Africa and the outside world
The emergence of African statehood is characterized by a pulse of successes and failures. We can see the emergence and collapse of state institutions in a short time-frame. Therefore, African elites have real and ongoing experience of political struggle and have been well prepared for such challenges, in part while studying at the best universities in the world.
African countries are governed by educated people with a broad skill set. The increasing independence of thought among local elites leads to the emergence of global initiatives and attempts to defend their interests in the world market.
Particularly, the peace initiative to regulate the Ukrainian conflict, proposed by South Africa and six other African states, includes a clause on the freedom of grain shipping across the Black Sea.

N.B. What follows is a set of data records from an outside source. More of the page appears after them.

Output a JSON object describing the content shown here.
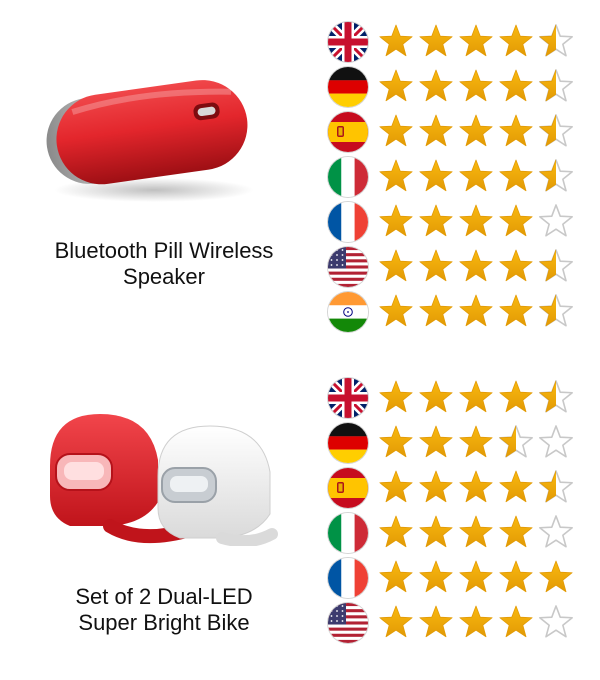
{
  "colors": {
    "star_gold": "#F9B90F",
    "star_gold_dark": "#E29A05",
    "star_outline": "#C8C8C8",
    "speaker_red": "#E3262C",
    "light_red": "#E0222A",
    "light_white": "#F2F2F2"
  },
  "products": [
    {
      "title_line1": "Bluetooth Pill Wireless",
      "title_line2": "Speaker",
      "image_icon": "red-pill-speaker",
      "ratings": [
        {
          "country": "uk",
          "flag_icon": "uk-flag-icon",
          "stars": 4.5,
          "max": 5
        },
        {
          "country": "germany",
          "flag_icon": "germany-flag-icon",
          "stars": 4.5,
          "max": 5
        },
        {
          "country": "spain",
          "flag_icon": "spain-flag-icon",
          "stars": 4.5,
          "max": 5
        },
        {
          "country": "italy",
          "flag_icon": "italy-flag-icon",
          "stars": 4.5,
          "max": 5
        },
        {
          "country": "france",
          "flag_icon": "france-flag-icon",
          "stars": 4,
          "max": 5
        },
        {
          "country": "usa",
          "flag_icon": "usa-flag-icon",
          "stars": 4.5,
          "max": 5
        },
        {
          "country": "india",
          "flag_icon": "india-flag-icon",
          "stars": 4.5,
          "max": 5
        }
      ]
    },
    {
      "title_line1": "Set of 2 Dual-LED",
      "title_line2": "Super Bright Bike",
      "image_icon": "silicone-bike-lights",
      "ratings": [
        {
          "country": "uk",
          "flag_icon": "uk-flag-icon",
          "stars": 4.5,
          "max": 5
        },
        {
          "country": "germany",
          "flag_icon": "germany-flag-icon",
          "stars": 3.5,
          "max": 5
        },
        {
          "country": "spain",
          "flag_icon": "spain-flag-icon",
          "stars": 4.5,
          "max": 5
        },
        {
          "country": "italy",
          "flag_icon": "italy-flag-icon",
          "stars": 4,
          "max": 5
        },
        {
          "country": "france",
          "flag_icon": "france-flag-icon",
          "stars": 5,
          "max": 5
        },
        {
          "country": "usa",
          "flag_icon": "usa-flag-icon",
          "stars": 4,
          "max": 5
        }
      ]
    }
  ]
}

Africa suffers the most from the disruption of logistics chains, sanctions, and global conflicts as it lacks food, clean water, and medicines.
At the same time, Africa believes that death is better than the loss of sovereignty. This is the main tool for protecting national identity and culture.
It is not surprising that it is Russia that African countries associate with the idea of defending sovereignty. Russia has no colonial past. Of course, the French, the British and the Germans conduct now a much more careful policy towards the Black Continent than they did thirty years ago, but African countries are still determined to find alternative ways to interact with external forces. With China and Russia in particular. First, they want to diversify their foreign policy contacts. Secondly, they have a good grasp on the underlying goals of cooperation. And they understand who needs only resources from them, and who pursues other goals, like mutual strengthening of authority.
Experts note the peculiarities of the African perception of international interaction, which include an aversion to arrogance. Any form of arrogance or condescension, even a patronizing tone, is instantly recognized, which leads to colder relationships.
Western countries keep forcing their agenda on Africa; they interfere in traditional ways of life and dictate a liberal format of relations. Africans, on the other hand, actively defend their rights to cultural autonomy. That is why they prefer to do business with Russia, China, Brazil and are overall interested in broadening ties with the BRICS.